Produce Grower Looks Forward to Better Season
Dale Jefferies is spending a lot of this week in his orchard just north of Springfield. He's pruning and trimming the peach trees, which actually reduces how many will grow.
"The ones that show the little growth are the flower buds," Jeffries said. "There's a double there, two, four, six, eight, 10, 12, 14, 16, 17, 19, like 25 flowers on that one branch. The framework of the tree wouldn't support that kind of a crop. And to make a nice-sized peach, ideally, the peaches should be about 9 inches apart."
That's just part of what makes these peaches stand out from their competition flown in from elsewhere.
"They can try all they want to make a decent peach in California," Jefferies said. "But they can't beat anything that you let ripen on the trees."
This time of year means he's closer to being able to open his store and get some income rolling back in.
"Nothing going on now, and it's tougher since we had a blank last year," Jefferies said. "We didn't have any. The apples and peaches both froze, the biggest part of the strawberries, and no blueberries. Last year was a tough one."
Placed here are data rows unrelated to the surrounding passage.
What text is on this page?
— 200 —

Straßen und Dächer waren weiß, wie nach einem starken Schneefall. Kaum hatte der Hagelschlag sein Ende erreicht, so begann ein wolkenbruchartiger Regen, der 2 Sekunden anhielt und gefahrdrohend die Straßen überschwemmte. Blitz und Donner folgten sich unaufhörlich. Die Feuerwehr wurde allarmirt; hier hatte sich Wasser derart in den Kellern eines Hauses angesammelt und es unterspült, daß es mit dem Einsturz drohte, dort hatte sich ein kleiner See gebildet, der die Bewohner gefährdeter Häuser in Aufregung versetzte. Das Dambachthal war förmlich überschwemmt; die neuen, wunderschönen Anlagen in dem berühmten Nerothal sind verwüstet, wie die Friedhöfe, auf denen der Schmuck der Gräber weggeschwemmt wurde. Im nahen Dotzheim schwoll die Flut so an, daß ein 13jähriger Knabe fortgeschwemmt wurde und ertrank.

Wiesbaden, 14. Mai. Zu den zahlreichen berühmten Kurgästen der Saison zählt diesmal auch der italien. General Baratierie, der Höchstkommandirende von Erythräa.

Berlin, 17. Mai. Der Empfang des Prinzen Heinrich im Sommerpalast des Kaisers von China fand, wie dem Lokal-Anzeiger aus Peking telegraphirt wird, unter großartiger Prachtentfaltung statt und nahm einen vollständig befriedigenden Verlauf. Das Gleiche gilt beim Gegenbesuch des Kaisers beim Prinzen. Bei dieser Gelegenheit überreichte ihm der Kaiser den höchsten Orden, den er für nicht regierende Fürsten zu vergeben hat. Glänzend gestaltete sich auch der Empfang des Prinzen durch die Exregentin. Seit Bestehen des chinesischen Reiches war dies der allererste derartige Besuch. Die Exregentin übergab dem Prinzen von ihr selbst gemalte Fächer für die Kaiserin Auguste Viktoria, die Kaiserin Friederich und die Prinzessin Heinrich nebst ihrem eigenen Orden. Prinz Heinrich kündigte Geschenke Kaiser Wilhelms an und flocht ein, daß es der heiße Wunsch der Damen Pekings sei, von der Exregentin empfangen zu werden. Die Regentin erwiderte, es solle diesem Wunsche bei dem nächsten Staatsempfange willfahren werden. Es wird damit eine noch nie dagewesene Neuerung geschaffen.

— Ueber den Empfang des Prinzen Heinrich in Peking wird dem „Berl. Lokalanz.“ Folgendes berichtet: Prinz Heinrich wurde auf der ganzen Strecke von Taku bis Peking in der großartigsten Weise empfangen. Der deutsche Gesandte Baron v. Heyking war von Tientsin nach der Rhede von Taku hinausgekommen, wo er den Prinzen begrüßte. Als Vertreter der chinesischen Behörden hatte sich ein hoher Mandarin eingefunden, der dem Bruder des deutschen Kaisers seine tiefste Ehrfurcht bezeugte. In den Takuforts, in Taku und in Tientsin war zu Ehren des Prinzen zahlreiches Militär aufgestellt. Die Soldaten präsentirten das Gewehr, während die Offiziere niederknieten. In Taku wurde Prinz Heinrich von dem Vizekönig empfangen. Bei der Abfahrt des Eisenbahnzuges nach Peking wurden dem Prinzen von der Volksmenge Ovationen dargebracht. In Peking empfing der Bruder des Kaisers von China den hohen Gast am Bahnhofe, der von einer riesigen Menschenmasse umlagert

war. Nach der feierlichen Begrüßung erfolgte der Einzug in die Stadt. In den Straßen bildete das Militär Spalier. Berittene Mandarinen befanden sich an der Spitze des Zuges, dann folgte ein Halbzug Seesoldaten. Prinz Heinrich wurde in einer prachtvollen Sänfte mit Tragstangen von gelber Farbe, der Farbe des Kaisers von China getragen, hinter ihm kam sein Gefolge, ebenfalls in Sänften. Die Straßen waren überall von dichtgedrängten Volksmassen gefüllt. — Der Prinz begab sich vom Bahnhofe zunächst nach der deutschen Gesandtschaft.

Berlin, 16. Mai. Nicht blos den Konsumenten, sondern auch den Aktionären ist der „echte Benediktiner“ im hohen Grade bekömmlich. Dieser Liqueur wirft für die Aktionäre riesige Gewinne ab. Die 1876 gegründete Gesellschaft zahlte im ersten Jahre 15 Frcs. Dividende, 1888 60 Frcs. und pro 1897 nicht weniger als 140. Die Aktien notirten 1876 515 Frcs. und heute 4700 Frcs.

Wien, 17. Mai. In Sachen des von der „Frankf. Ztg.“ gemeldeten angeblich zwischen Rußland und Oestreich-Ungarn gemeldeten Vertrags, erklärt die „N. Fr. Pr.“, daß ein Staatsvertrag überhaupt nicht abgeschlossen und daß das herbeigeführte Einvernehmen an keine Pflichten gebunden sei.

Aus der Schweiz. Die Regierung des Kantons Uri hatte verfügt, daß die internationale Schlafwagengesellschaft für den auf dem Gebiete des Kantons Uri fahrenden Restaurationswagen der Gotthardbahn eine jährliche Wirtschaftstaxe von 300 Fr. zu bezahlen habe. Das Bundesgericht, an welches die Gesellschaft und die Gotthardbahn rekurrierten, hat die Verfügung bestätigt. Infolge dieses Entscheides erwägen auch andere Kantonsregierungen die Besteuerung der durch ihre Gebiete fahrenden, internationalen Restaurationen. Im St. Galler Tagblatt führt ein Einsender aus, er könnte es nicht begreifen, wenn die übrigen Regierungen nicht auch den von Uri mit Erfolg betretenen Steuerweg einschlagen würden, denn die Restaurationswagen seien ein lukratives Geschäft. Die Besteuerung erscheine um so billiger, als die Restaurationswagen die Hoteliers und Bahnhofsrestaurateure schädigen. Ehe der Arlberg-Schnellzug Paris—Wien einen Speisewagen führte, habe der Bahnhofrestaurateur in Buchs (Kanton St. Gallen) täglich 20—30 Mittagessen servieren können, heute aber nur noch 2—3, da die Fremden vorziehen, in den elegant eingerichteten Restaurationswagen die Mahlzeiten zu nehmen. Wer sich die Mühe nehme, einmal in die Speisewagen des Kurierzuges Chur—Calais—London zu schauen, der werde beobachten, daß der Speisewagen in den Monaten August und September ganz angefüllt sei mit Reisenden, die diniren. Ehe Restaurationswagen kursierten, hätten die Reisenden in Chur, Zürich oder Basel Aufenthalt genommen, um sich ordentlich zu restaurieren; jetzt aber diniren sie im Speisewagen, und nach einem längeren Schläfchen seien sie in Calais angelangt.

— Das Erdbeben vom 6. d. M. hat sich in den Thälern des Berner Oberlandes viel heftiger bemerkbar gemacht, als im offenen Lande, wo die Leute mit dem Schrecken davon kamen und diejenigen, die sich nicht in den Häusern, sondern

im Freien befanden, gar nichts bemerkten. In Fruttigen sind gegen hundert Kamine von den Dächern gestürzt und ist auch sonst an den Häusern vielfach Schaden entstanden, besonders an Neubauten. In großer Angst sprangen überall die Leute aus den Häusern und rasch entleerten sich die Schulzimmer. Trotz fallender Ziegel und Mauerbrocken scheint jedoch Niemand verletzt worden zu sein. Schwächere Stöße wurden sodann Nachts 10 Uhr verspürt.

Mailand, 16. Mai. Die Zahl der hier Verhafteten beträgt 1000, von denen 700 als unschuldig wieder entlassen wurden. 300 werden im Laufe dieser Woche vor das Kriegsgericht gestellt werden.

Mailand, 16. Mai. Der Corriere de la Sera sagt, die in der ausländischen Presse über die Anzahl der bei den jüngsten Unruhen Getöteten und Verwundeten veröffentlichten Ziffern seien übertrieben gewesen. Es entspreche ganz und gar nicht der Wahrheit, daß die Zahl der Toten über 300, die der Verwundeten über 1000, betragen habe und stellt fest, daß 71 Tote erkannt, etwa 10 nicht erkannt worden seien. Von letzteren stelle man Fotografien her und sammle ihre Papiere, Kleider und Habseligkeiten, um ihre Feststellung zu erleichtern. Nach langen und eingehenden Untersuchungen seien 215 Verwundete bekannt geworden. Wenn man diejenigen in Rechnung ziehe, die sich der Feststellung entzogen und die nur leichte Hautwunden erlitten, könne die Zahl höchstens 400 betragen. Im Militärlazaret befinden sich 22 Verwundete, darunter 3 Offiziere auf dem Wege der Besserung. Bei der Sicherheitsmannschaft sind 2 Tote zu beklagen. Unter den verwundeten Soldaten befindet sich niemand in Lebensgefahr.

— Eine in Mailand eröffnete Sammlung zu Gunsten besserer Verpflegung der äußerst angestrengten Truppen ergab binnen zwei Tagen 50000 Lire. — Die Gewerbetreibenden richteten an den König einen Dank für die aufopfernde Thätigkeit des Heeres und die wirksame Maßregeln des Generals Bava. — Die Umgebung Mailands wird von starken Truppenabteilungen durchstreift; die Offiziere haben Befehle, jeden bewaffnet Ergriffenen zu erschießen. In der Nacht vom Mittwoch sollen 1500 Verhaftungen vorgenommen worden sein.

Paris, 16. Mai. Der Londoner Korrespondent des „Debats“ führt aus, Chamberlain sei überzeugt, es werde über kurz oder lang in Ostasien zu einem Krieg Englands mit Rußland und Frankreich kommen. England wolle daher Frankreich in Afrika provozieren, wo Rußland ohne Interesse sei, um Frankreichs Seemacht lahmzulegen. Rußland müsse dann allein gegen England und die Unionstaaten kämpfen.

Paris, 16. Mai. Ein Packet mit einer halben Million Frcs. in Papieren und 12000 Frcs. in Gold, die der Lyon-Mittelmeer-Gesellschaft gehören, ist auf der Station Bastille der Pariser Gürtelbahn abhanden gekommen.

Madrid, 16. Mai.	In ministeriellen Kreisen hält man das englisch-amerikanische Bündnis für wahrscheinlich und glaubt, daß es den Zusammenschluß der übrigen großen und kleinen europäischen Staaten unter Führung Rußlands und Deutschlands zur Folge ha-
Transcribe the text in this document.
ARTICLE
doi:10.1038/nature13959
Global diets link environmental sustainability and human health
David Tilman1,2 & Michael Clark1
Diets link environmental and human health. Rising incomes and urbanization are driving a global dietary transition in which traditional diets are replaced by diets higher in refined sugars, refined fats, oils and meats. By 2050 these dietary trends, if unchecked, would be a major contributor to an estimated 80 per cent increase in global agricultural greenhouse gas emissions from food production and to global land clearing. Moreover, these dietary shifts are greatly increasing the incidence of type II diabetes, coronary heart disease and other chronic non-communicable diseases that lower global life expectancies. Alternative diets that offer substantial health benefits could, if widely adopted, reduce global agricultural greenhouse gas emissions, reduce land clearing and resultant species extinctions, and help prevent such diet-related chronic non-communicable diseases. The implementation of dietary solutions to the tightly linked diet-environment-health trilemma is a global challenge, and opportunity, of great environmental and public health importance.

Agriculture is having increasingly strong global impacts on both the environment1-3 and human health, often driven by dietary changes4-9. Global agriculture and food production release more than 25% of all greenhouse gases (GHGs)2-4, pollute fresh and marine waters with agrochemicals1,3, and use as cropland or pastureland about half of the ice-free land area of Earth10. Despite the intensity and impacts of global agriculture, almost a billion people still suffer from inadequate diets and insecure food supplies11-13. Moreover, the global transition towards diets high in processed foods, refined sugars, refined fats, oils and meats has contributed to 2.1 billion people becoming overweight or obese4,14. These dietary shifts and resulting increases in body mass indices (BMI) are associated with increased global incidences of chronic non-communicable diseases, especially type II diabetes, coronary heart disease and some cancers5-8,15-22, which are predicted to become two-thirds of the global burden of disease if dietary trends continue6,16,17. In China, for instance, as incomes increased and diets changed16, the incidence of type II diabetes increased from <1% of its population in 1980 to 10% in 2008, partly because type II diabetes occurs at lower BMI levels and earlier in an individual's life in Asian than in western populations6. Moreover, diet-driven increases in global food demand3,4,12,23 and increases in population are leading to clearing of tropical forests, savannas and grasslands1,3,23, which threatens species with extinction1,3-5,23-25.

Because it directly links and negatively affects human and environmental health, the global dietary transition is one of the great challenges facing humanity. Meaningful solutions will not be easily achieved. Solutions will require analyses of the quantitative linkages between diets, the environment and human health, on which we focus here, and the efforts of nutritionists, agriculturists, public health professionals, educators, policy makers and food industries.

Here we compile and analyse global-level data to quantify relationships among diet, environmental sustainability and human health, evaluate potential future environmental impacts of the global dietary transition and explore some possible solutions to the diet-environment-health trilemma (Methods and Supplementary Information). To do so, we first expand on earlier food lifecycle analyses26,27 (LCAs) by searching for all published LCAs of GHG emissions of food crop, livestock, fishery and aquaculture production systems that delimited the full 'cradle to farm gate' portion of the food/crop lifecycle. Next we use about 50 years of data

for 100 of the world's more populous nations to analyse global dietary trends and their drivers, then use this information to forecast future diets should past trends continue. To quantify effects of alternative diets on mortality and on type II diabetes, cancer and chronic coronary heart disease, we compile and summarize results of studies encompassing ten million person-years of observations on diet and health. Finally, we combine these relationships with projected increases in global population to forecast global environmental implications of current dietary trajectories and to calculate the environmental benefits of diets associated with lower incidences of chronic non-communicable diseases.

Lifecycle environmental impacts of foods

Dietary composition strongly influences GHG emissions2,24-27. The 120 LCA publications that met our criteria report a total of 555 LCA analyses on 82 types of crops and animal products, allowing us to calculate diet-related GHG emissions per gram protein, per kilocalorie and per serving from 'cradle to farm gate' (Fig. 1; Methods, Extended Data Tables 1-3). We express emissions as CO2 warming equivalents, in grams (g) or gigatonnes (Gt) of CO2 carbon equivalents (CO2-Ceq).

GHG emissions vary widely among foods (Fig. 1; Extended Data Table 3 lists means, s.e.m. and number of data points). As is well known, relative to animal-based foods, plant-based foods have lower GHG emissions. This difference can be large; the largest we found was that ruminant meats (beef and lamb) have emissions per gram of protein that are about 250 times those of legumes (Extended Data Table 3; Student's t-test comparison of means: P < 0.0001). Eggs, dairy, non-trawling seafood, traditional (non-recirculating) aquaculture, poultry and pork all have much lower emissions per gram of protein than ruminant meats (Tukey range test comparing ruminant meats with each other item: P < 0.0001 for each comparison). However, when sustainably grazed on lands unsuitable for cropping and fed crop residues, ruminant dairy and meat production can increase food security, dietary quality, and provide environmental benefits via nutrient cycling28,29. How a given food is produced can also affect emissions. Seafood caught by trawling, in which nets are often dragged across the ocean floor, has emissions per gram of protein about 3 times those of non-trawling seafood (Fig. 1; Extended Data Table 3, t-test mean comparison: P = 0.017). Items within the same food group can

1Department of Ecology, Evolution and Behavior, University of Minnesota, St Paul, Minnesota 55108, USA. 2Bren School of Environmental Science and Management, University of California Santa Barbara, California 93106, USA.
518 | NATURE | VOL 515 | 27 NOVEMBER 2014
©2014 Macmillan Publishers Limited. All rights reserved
He's hoping 2013 will be a little better on the trees.
"That should've been only a once in a lifetime," Jefferies said. "I think, I hope."
So far, the asparagus hasn't poked out yet, and the blueberry bushes aren't taking off yet, but things are looking up.
"We're off to a good start," Jeffries said. "There's a big bloom on. That doesn't necessarily mean there's a big crop, just a good start. We're still at least 10 days from having any amount of asparagus. The rhubarb isn't even showing yet, you can't see any indication of growth, but I think when it does, when the weather does break, it'll be here all at one time."
That does mean plenty of work pruning. Luckily, he's got a hydro ladder, and he doesn't know what he would do without it.
"It'd be all ladder work," Jefferies said. "If I didn't have that one I'd find another one."
Reporting in Sangamon County, Mike Brooks, ABC NewsChannel 20.